THERE IS NO SUCH THING AS PERPETUUM MOBILE:

There is no perpetuum mobile: the real work, the actual energy supply is done on the slope –

By the diesel powered wheel-loaders!

In fact, energy waste happens here: the electric-dump-truck always has to carry the heavy battery with it, too at ground level after discharge.

Mira
September 7, 2019 9:11 pm

Ii found you on Aletho News
Your not following me around are you !!

Johann Wundersamer
Reply to  Mira
September 9, 2019 2:40 am

No, Mira.

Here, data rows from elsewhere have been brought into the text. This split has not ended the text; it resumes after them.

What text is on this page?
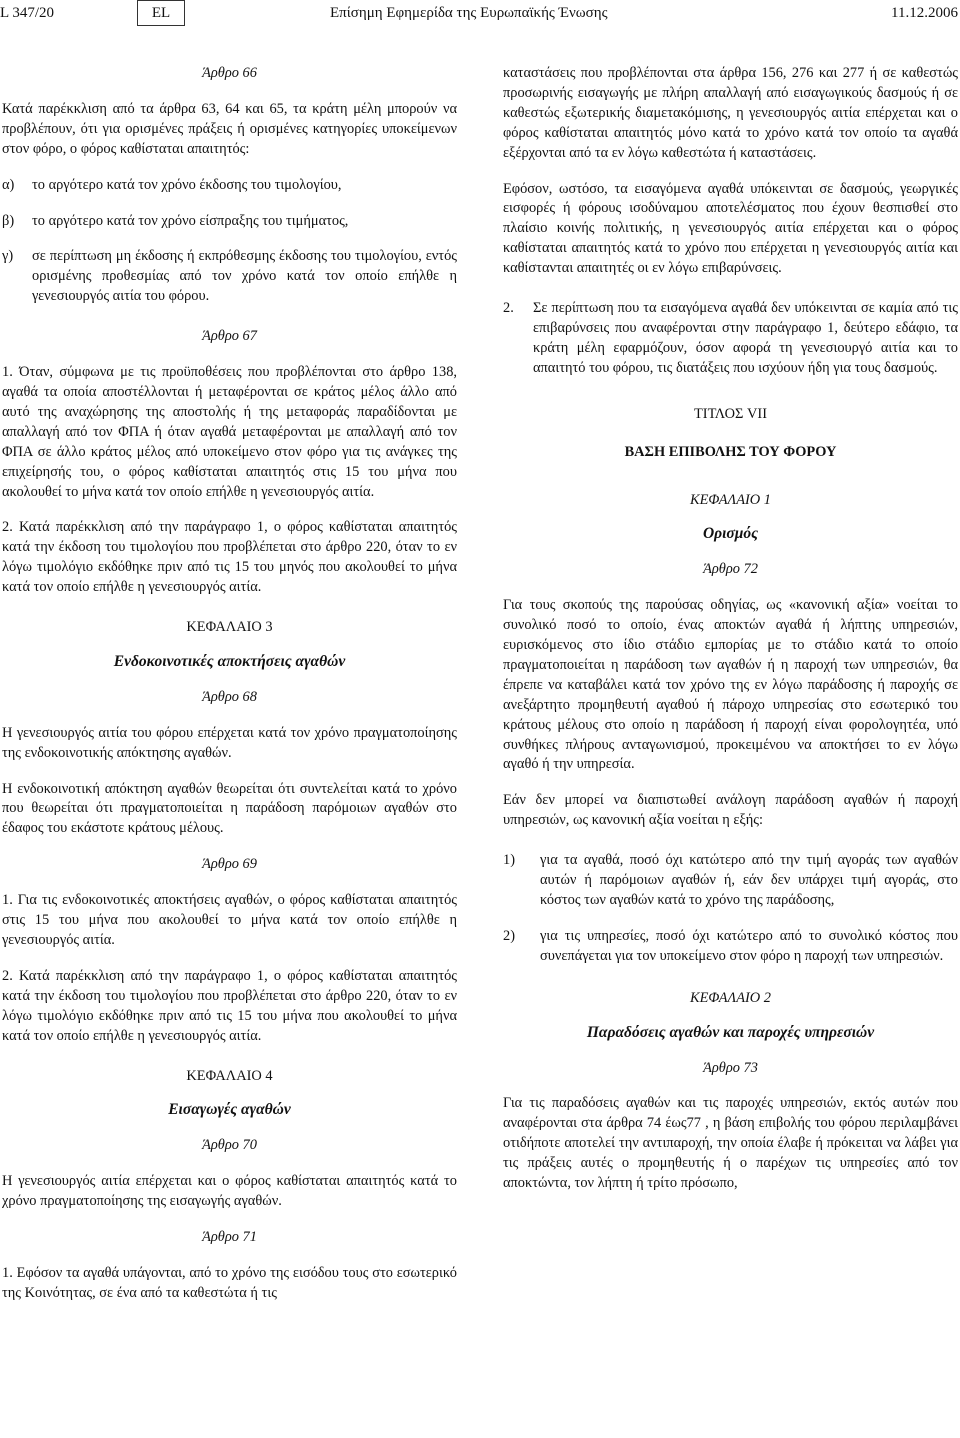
L 347/20	EL	Επίσημη Εφημερίδα της Ευρωπαϊκής Ένωσης	11.12.2006
Άρθρο 66

Κατά παρέκκλιση από τα άρθρα 63, 64 και 65, τα κράτη μέλη μπορούν να προβλέπουν, ότι για ορισμένες πράξεις ή ορισμένες κατηγορίες υποκείμενων στον φόρο, ο φόρος καθίσταται απαιτητός:

α)	το αργότερο κατά τον χρόνο έκδοσης του τιμολογίου,
β)	το αργότερο κατά τον χρόνο είσπραξης του τιμήματος,
γ)	σε περίπτωση μη έκδοσης ή εκπρόθεσμης έκδοσης του τιμολογίου, εντός ορισμένης προθεσμίας από τον χρόνο κατά τον οποίο επήλθε η γενεσιουργός αιτία του φόρου.
Άρθρο 67

1. Όταν, σύμφωνα με τις προϋποθέσεις που προβλέπονται στο άρθρο 138, αγαθά τα οποία αποστέλλονται ή μεταφέρονται σε κράτος μέλος άλλο από αυτό της αναχώρησης της αποστολής ή της μεταφοράς παραδίδονται με απαλλαγή από τον ΦΠΑ ή όταν αγαθά μεταφέρονται με απαλλαγή από τον ΦΠΑ σε άλλο κράτος μέλος από υποκείμενο στον φόρο για τις ανάγκες της επιχείρησής του, ο φόρος καθίσταται απαιτητός στις 15 του μήνα που ακολουθεί το μήνα κατά τον οποίο επήλθε η γενεσιουργός αιτία.

2. Κατά παρέκκλιση από την παράγραφο 1, ο φόρος καθίσταται απαιτητός κατά την έκδοση του τιμολογίου που προβλέπεται στο άρθρο 220, όταν το εν λόγω τιμολόγιο εκδόθηκε πριν από τις 15 του μηνός που ακολουθεί το μήνα κατά τον οποίο επήλθε η γενεσιουργός αιτία.

ΚΕΦΑΛΑΙΟ 3
Ενδοκοινοτικές αποκτήσεις αγαθών
Άρθρο 68

Η γενεσιουργός αιτία του φόρου επέρχεται κατά τον χρόνο πραγματοποίησης της ενδοκοινοτικής απόκτησης αγαθών.

Η ενδοκοινοτική απόκτηση αγαθών θεωρείται ότι συντελείται κατά το χρόνο που θεωρείται ότι πραγματοποιείται η παράδοση παρόμοιων αγαθών στο έδαφος του εκάστοτε κράτους μέλους.

Άρθρο 69

1. Για τις ενδοκοινοτικές αποκτήσεις αγαθών, ο φόρος καθίσταται απαιτητός στις 15 του μήνα που ακολουθεί το μήνα κατά τον οποίο επήλθε η γενεσιουργός αιτία.

2. Κατά παρέκκλιση από την παράγραφο 1, ο φόρος καθίσταται απαιτητός κατά την έκδοση του τιμολογίου που προβλέπεται στο άρθρο 220, όταν το εν λόγω τιμολόγιο εκδόθηκε πριν από τις 15 του μήνα που ακολουθεί το μήνα κατά τον οποίο επήλθε η γενεσιουργός αιτία.

ΚΕΦΑΛΑΙΟ 4
Εισαγωγές αγαθών
Άρθρο 70

Η γενεσιουργός αιτία επέρχεται και ο φόρος καθίσταται απαιτητός κατά το χρόνο πραγματοποίησης της εισαγωγής αγαθών.

Άρθρο 71

1. Εφόσον τα αγαθά υπάγονται, από το χρόνο της εισόδου τους στο εσωτερικό της Κοινότητας, σε ένα από τα καθεστώτα ή τις

καταστάσεις που προβλέπονται στα άρθρα 156, 276 και 277 ή σε καθεστώς προσωρινής εισαγωγής με πλήρη απαλλαγή από εισαγωγικούς δασμούς ή σε καθεστώς εξωτερικής διαμετακόμισης, η γενεσιουργός αιτία επέρχεται και ο φόρος καθίσταται απαιτητός μόνο κατά το χρόνο κατά τον οποίο τα αγαθά εξέρχονται από τα εν λόγω καθεστώτα ή καταστάσεις.

Εφόσον, ωστόσο, τα εισαγόμενα αγαθά υπόκεινται σε δασμούς, γεωργικές εισφορές ή φόρους ισοδύναμου αποτελέσματος που έχουν θεσπισθεί στο πλαίσιο κοινής πολιτικής, η γενεσιουργός αιτία επέρχεται και ο φόρος καθίσταται απαιτητός κατά το χρόνο που επέρχεται η γενεσιουργός αιτία και καθίστανται απαιτητές οι εν λόγω επιβαρύνσεις.

2.	Σε περίπτωση που τα εισαγόμενα αγαθά δεν υπόκεινται σε καμία από τις επιβαρύνσεις που αναφέρονται στην παράγραφο 1, δεύτερο εδάφιο, τα κράτη μέλη εφαρμόζουν, όσον αφορά τη γενεσιουργό αιτία και το απαιτητό του φόρου, τις διατάξεις που ισχύουν ήδη για τους δασμούς.
ΤΙΤΛΟΣ VII
ΒΑΣΗ ΕΠΙΒΟΛΗΣ ΤΟΥ ΦΟΡΟΥ
ΚΕΦΑΛΑΙΟ 1
Ορισμός
Άρθρο 72

Για τους σκοπούς της παρούσας οδηγίας, ως «κανονική αξία» νοείται το συνολικό ποσό το οποίο, ένας αποκτών αγαθά ή λήπτης υπηρεσιών, ευρισκόμενος στο ίδιο στάδιο εμπορίας με το στάδιο κατά το οποίο πραγματοποιείται η παράδοση των αγαθών ή η παροχή των υπηρεσιών, θα έπρεπε να καταβάλει κατά τον χρόνο της εν λόγω παράδοσης ή παροχής σε ανεξάρτητο προμηθευτή αγαθού ή πάροχο υπηρεσίας στο εσωτερικό του κράτους μέλους στο οποίο η παράδοση ή παροχή είναι φορολογητέα, υπό συνθήκες πλήρους ανταγωνισμού, προκειμένου να αποκτήσει το εν λόγω αγαθό ή την υπηρεσία.

Εάν δεν μπορεί να διαπιστωθεί ανάλογη παράδοση αγαθών ή παροχή υπηρεσιών, ως κανονική αξία νοείται η εξής:

1)	για τα αγαθά, ποσό όχι κατώτερο από την τιμή αγοράς των αγαθών αυτών ή παρόμοιων αγαθών ή, εάν δεν υπάρχει τιμή αγοράς, στο κόστος των αγαθών κατά το χρόνο της παράδοσης,
2)	για τις υπηρεσίες, ποσό όχι κατώτερο από το συνολικό κόστος που συνεπάγεται για τον υποκείμενο στον φόρο η παροχή των υπηρεσιών.
ΚΕΦΑΛΑΙΟ 2
Παραδόσεις αγαθών και παροχές υπηρεσιών
Άρθρο 73

Για τις παραδόσεις αγαθών και τις παροχές υπηρεσιών, εκτός αυτών που αναφέρονται στα άρθρα 74 έως77 , η βάση επιβολής του φόρου περιλαμβάνει οτιδήποτε αποτελεί την αντιπαροχή, την οποία έλαβε ή πρόκειται να λάβει για τις πράξεις αυτές ο προμηθευτής ή ο παρέχων τις υπηρεσίες από τον αποκτώντα, τον λήπτη ή τρίτο πρόσωπο,
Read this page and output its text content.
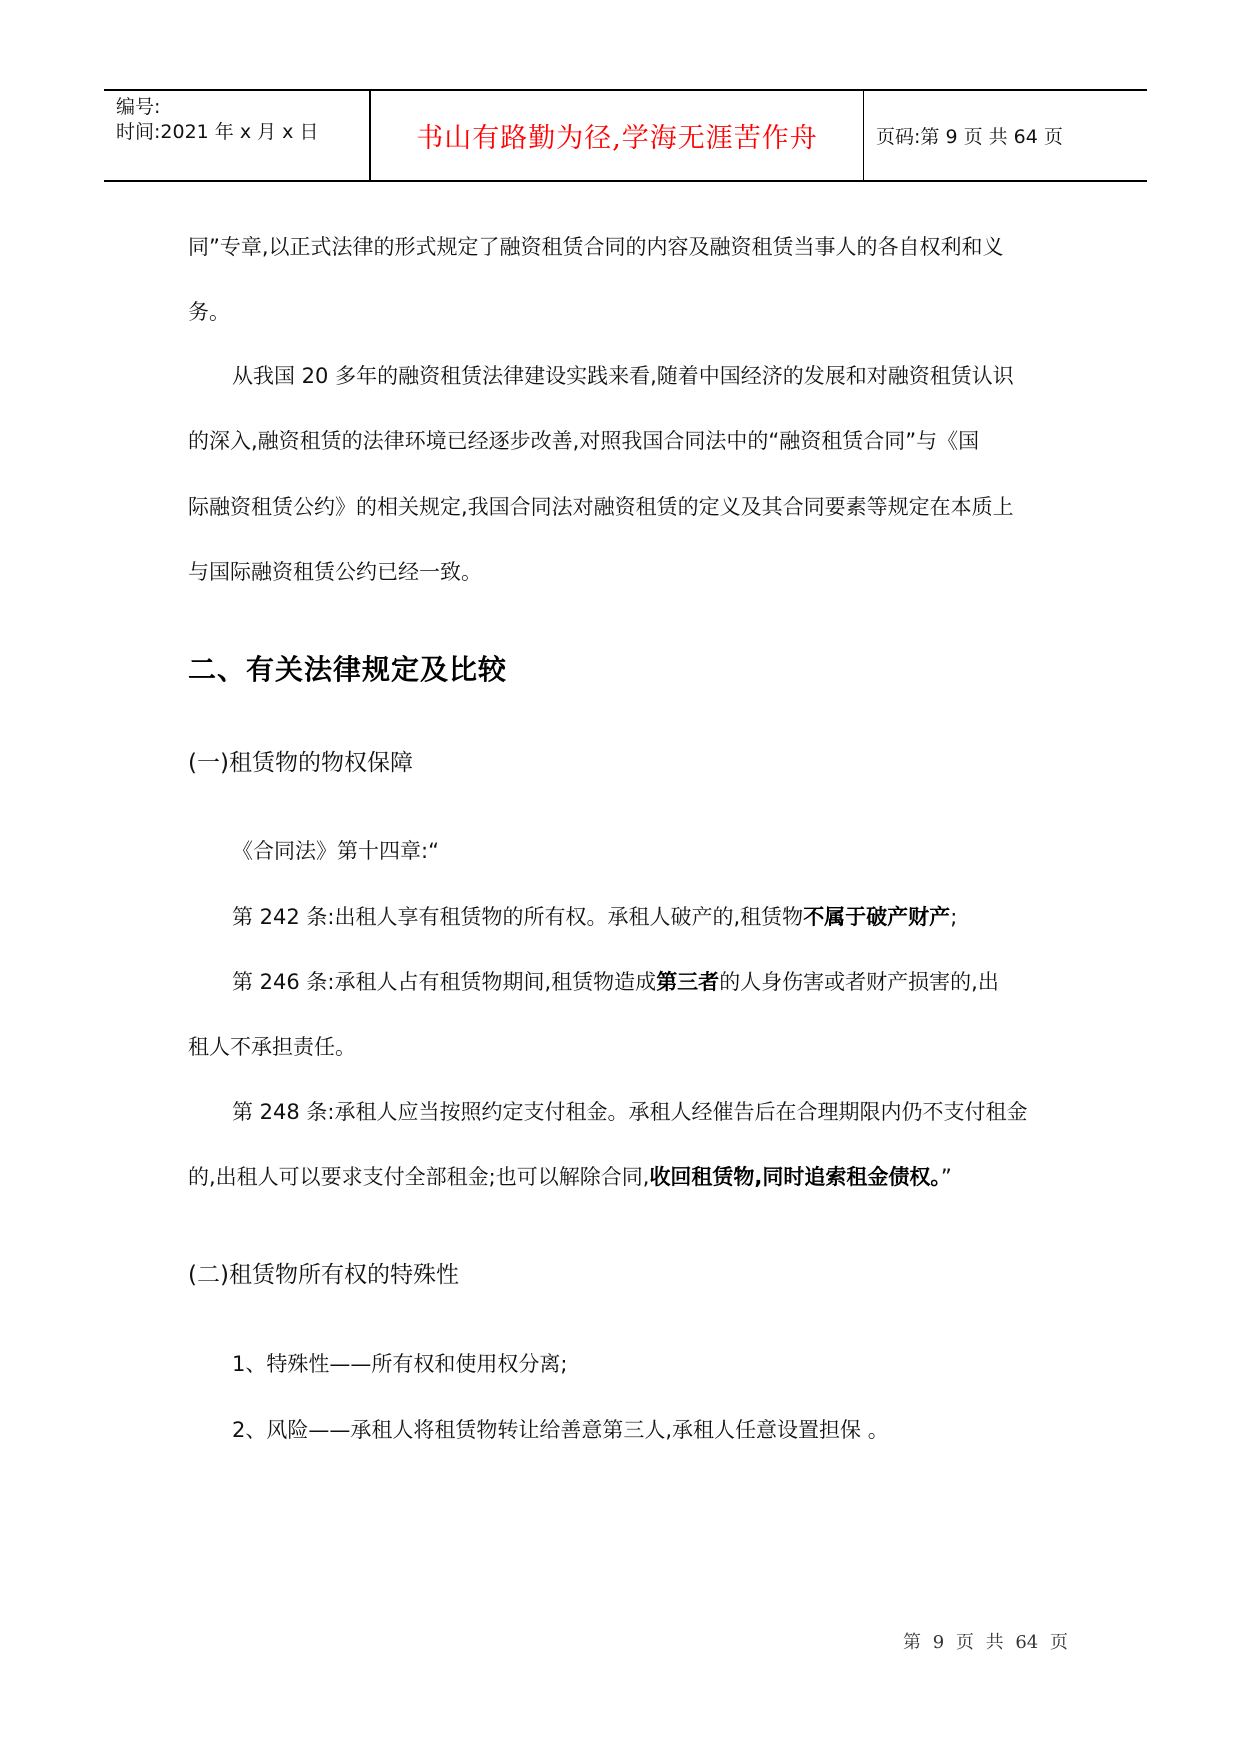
编号:
时间:2021 年 x 月 x 日	书山有路勤为径,学海无涯苦作舟	页码:第 9 页 共 64 页
同”专章,以正式法律的形式规定了融资租赁合同的内容及融资租赁当事人的各自权利和义
务。
从我国 20 多年的融资租赁法律建设实践来看,随着中国经济的发展和对融资租赁认识
的深入,融资租赁的法律环境已经逐步改善,对照我国合同法中的“融资租赁合同”与《国
际融资租赁公约》的相关规定,我国合同法对融资租赁的定义及其合同要素等规定在本质上
与国际融资租赁公约已经一致。
二、有关法律规定及比较
(一)租赁物的物权保障
《合同法》第十四章:“
第 242 条:出租人享有租赁物的所有权。承租人破产的,租赁物不属于破产财产;
第 246 条:承租人占有租赁物期间,租赁物造成第三者的人身伤害或者财产损害的,出
租人不承担责任。
第 248 条:承租人应当按照约定支付租金。承租人经催告后在合理期限内仍不支付租金
的,出租人可以要求支付全部租金;也可以解除合同,收回租赁物,同时追索租金债权。”
(二)租赁物所有权的特殊性
1、特殊性——所有权和使用权分离;
2、风险——承租人将租赁物转让给善意第三人,承租人任意设置担保 。
第 9 页 共 64 页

You did NOT find me – on Aletho News.

Good question, after all you found German Words on Aletho News; after all my name rests on a german word!

https://www.google.com/search?q=wundersamer+Aletho+News&oq=wundersamer+Aletho+News&aqs=chrome.

Mira, if you have reason to believe someone cares to follow you around then look somewhere else.

RoHa
September 8, 2019 12:07 am

I can see my house on that map!

Rudolf Huber
September 8, 2019 4:15 am

E-Vehicle enthusiasts like to point at how clean their vehicles are. But CO2 does not know borders and CO2 concentration is not localized. Emit it anywhere on the planet and it soon is everywhere. That, of course, is a problem if you are afraid of such a thing. But where are most vehicle batteries produced? Yes, in China. Almost 3 quarters of them actually and China has one of the dirtiest electricity generation mixes there is on this planet. It’s also the biggest coal consumer – by an order of magnitude tot he second-largest user. If you live in a country that lives on 100% renewable (for the sake of argument), you still drive with the China CO2 backpack and this alone makes you a worse CO2 emitter than a gasoline vehicle.